Bhatia Atul, Nangia Vikram, Solis Joaquin, Dhala Anwer, Sra Jasbir, Akhtar Masood
Electrophysiology Laboratories of Aurora Sinai/St. Luke's Medical Centers, University of Wisconsin Medical School-Milwaukee Clinical Campus, Milwaukee, Wisconsin, USA.
J Cardiovasc Electrophysiol. 2007 Jun;18(6):623-7. doi: 10.1111/j.1540-8167.2007.00818.x. Epub 2007 Apr 19.
The purpose of this study was to examine BiV pacing-dependent changes in QT interval and the related potential for proarrhythmia.

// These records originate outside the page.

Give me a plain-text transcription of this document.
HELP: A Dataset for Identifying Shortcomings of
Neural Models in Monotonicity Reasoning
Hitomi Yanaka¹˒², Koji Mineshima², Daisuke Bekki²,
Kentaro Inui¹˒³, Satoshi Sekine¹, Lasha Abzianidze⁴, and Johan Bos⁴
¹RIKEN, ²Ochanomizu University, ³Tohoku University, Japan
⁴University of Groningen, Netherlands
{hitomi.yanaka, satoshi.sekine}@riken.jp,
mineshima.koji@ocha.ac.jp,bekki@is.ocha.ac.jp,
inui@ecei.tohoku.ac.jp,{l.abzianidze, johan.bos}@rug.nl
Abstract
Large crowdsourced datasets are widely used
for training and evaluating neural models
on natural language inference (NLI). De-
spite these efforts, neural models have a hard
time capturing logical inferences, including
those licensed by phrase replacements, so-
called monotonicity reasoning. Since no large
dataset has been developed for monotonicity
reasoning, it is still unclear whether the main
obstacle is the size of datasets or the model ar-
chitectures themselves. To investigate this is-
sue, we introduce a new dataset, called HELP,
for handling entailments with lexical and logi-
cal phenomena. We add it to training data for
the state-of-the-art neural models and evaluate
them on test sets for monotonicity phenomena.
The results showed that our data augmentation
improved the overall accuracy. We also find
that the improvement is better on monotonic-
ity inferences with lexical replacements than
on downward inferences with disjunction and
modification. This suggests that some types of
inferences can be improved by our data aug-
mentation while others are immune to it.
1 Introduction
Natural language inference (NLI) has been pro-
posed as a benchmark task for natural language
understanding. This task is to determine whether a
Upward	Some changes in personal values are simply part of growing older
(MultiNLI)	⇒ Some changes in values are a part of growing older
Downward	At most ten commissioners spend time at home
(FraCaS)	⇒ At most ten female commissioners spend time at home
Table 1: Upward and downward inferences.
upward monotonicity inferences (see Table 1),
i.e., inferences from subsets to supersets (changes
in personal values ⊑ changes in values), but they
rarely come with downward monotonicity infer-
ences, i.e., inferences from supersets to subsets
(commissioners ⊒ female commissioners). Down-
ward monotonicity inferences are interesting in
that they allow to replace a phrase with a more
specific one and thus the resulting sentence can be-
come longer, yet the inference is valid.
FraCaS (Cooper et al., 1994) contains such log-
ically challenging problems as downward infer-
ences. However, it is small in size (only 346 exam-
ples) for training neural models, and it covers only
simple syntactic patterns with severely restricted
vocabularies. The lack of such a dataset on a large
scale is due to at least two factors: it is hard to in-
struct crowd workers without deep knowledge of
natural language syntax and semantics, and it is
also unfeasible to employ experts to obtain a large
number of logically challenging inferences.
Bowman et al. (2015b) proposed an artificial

Biventricular (BiV) pacing has emerged as a promising therapy for patients with advanced congestive heart failure (CHF) and bundle branch block (BBB).

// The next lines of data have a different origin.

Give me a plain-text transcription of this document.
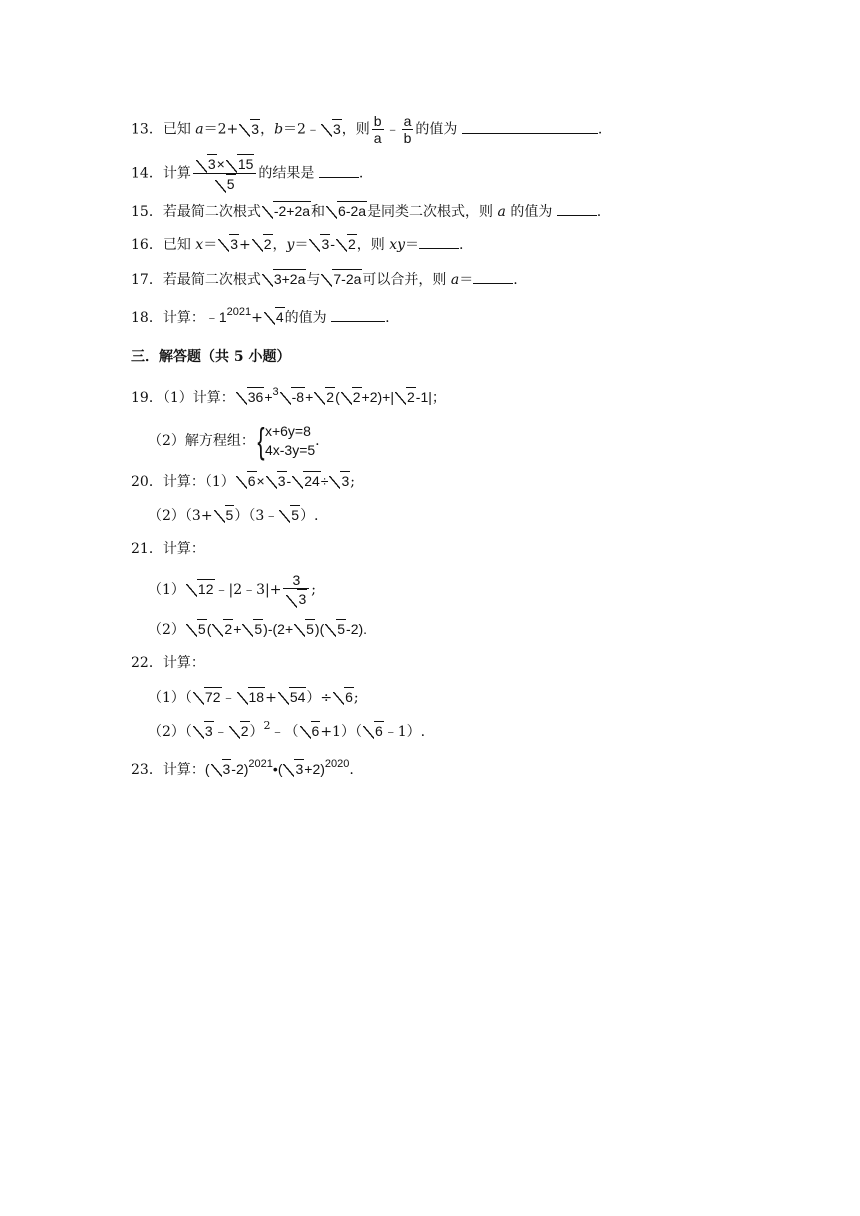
13．已知 a＝2+ 3，b＝2﹣ 3，则 $\frac{b}{a}$ ﹣ $\frac{a}{b}$ 的值为	.
14．计算 $\frac{3\times 15}{5}$ 的结果是	.
15．若最简二次根式 -2+2a和 6-2a是同类二次根式，则 a 的值为	.
16．已知 x＝ 3+ 2，y＝ 3- 2，则 xy＝	.
17．若最简二次根式 3+2a与 7-2a可以合并，则 a＝	.
18．计算：$﹣1^{2021}+ 4$的值为	.
三．解答题（共 5 小题）
19．（1）计算： 36+$^3$ -8+ 2( 2+2)+| 2-1|；
（2）解方程组：{ x+6y=8
4x-3y=5
.
20．计算：（1） 6× 3- 24÷ 3;
（2）（3+ 5）（3﹣ 5）.
21．计算：
（1） 12﹣|2﹣3|+ $\frac{3}{3}$ ;
（2） 5( 2+ 5)-(2+ 5)( 5-2).
22．计算：
（1）（ 72﹣ 18+ 54）÷ 6;
（2）（ 3﹣ 2）$^2$﹣（ 6+1）（ 6﹣1）.
23．计算：( 3-2)$^{2021}$•( 3+2)$^{2020}$.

One hundred and seventy-six consecutive patients (123 men and 53 women; mean age 67 +/- 16 years) with ischemic (n = 128) or nonischemic (n = 48) cardiomyopathy in New York Heart Association Class II (8%) or III (92%) CHF (ejection fraction 24 +/- 9%) underwent atrial synchronous BiV pacing. The QRS, QT, and JT intervals were measured at 30 minutes after initiation of BiV pacing, at 24 hours, and at 1 month postimplant. QT interval was defined as the time interval between the initial deflection of the QRS complex and the point at which the T wave crossed the isoelectric line. At baseline, the average QRS duration was 178 +/- 10 ms, attributable to left BBB (n = 158) or intraventricular conduction delay (n = 18). BiV pacing resulted in a small but statistically significant reduction in QRS duration (148 +/- 9 ms during BiV pacing vs 178 +/- 10 ms at baseline [P < 0.0001]), yet the QT increased to 470 +/- 34 ms with BiV pacing versus 445 +/- 32 ms at baseline [P < 0.0001]). The JTc interval during BiV pacing was significantly shorter than during LV pacing (290 +/- 9 ms vs 320 +/- 20 ms, P < 0.0001). During a mean follow-up of 24 +/- 6 months, one patient developed recurrent torsade de pointes. That was eliminated once left ventricular pacing was discontinued.
Biventricular pacing prolongs QT interval. However, the occurrence of torsade de pointes is uncommon.
本研究的目的是研究双心室起搏依赖性QT间期变化以及相关的致心律失常可能性。双心室起搏已成为晚期充血性心力衰竭(CHF)和束支传导阻滞(BBB)患者的一种有前景的治疗方法。
176例连续患者(123例男性和53例女性;平均年龄67±16岁),患有缺血性心肌病(n = 128)或非缺血性心肌病(n = 48),纽约心脏协会心功能分级为II级(8%)或III级(92%)CHF(射血分数24±9%),接受了心房同步双心室起搏。在双心室起搏开始后30分钟、24小时以及植入后1个月测量QRS、QT和JT间期。QT间期定义为QRS波群初始偏转与T波与等电位线交叉点之间的时间间隔。基线时,平均QRS时限为178±10毫秒,归因于左束支传导阻滞(n = 158)或室内传导延迟(n = 18)。双心室起搏导致QRS时限有小幅但具有统计学意义的缩短(双心室起搏时为148±9毫秒,而基线时为178±10毫秒[P < 0.0001]),然而QT间期在双心室起搏时增加至470±34毫秒,而基线时为4 < 0.0001])。双心室起搏时的校正QT间期显著短于左心室起搏时(290±9毫秒对320±20毫秒,P < 0.0001)。在平均24±6个月的随访期间,1例患者发生了反复性尖端扭转型室速。一旦停止左心室起搏,该情况即消除。
双心室起搏延长QT间期。然而,尖端扭转型室速的发生并不常见。